At one point toward the end of the training, the instructor informed me that the next morning would be the performance test – a prerequisite to qualification. It was the inevitable moment when I could no longer hide behind trendy surf labels and under-trimmed facial hair. Essentially, this was the ultimate kook test. The level of surfing that was expected actually worried me less than what is known as the “contrast effect.” Just like going to a bar with that annoyingly beautiful friend of yours, paddling out alongside these antipodean surf monks was just going to make me look completely and utterly unappealing. I was doomed.
The following day arrived with the impending make-or-break moment determining the fate of my teenage dream. I wasn’t exactly anxious about it. It had all been an enormous punt to get to this point anyway, so I was willing to be sent home with my tail between my legs. Luckily, a three-day flat spell was broken that morning with shoulder high, clean waves on tap. This could be a hit or miss for me; a blessing if I somehow managed to pull off the half dozen maneuvers that were expected or a curse, because surfing like a wretched kook in good waves (on camera) is the ultimate embarrassment.
When I finally paddled to the lineup my eye caught that of a female surfer in a pink top. I won’t beat around the bush; she was gorgeous and I was not expecting the distraction. We exchanged a few glances waiting for a set but this was simply not the time to fall in love with yet another surfer girl I’d never approach. So I took a wave, worked hard, surfed my socks off and was called in after thirty minutes by the assessor. Sheepishly, I approached him on the beach, expecting bad news. “Now that’s pressure eh?” he chirped in his Aussie drawl.
“Courtney…?” I asked. “Courtney Conlogue, the girl ”

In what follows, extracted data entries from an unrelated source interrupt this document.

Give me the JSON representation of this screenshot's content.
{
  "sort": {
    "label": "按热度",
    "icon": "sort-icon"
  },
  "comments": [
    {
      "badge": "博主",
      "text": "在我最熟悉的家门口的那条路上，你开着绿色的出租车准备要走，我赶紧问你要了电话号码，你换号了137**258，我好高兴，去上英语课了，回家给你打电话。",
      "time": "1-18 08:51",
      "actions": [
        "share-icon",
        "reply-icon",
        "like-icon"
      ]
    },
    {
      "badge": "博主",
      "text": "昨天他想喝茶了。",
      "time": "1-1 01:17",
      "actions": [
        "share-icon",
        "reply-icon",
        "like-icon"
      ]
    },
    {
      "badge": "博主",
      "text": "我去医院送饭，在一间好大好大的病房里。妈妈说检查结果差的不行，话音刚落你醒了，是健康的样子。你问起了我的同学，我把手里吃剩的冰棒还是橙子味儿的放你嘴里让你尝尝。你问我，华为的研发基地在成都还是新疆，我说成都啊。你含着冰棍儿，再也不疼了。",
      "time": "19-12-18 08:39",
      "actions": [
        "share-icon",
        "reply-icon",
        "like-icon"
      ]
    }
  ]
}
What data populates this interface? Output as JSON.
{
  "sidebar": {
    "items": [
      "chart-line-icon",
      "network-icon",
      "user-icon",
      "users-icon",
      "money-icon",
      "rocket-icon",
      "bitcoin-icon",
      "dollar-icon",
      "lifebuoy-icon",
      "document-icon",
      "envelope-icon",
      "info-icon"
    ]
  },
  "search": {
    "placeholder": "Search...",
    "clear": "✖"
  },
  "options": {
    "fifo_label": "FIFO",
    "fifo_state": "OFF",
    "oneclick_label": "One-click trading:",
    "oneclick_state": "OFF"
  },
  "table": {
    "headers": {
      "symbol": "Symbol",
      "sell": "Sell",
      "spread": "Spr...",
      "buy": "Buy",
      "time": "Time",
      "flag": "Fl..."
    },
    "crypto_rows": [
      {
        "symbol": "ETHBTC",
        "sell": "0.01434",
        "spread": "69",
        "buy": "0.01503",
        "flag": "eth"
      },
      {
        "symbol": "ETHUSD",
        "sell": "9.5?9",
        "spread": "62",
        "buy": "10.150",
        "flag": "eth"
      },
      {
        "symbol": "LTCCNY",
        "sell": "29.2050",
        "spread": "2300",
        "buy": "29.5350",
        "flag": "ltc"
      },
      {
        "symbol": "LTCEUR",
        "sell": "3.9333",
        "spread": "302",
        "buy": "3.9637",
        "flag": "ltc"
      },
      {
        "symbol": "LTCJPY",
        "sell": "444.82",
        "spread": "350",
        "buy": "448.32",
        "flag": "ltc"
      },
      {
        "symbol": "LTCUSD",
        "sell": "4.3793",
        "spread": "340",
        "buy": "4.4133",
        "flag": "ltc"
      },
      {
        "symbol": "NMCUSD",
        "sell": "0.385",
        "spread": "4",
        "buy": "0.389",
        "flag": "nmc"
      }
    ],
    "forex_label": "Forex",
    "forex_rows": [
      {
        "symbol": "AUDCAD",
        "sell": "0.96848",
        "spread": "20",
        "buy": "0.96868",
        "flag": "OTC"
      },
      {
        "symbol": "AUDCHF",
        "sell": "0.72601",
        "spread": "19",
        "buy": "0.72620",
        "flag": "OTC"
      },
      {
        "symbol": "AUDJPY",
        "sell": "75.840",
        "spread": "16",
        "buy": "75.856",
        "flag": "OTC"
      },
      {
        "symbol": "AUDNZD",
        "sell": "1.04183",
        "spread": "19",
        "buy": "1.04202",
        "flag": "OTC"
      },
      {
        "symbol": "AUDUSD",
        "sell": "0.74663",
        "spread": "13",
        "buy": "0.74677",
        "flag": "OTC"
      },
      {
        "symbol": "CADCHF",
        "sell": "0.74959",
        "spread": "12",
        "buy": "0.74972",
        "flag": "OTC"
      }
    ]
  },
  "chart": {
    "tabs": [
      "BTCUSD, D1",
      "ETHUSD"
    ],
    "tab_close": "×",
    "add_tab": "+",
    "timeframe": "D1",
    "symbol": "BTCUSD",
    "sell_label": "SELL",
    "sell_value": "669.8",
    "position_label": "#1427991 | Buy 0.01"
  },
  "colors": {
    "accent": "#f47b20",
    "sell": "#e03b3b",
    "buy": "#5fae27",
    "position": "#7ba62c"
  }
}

“Courtney Conlogue, the girl you were surfing with.”
I Googled Miss Conlogue that evening, having no clue who she was that entire time. I quickly learned who I’d been surfing with. As if the contrast effect wasn’t bad enough to begin with, I had only been trading waves with one of the best surfers on the planet. Google also confirmed my suspicions that no matter how good I become at riding waves, I will always have the capacity to be a first class kook. On the plus side, I’m a super kook who somehow scraped through that performance test and now love my life as a surf instructor who may possibly have shared a “moment” (I’m claiming it) with the Courtney Conlogue. I can’t think of a better analogy for the benefits of irrepressible positivity and a deep love for the ocean.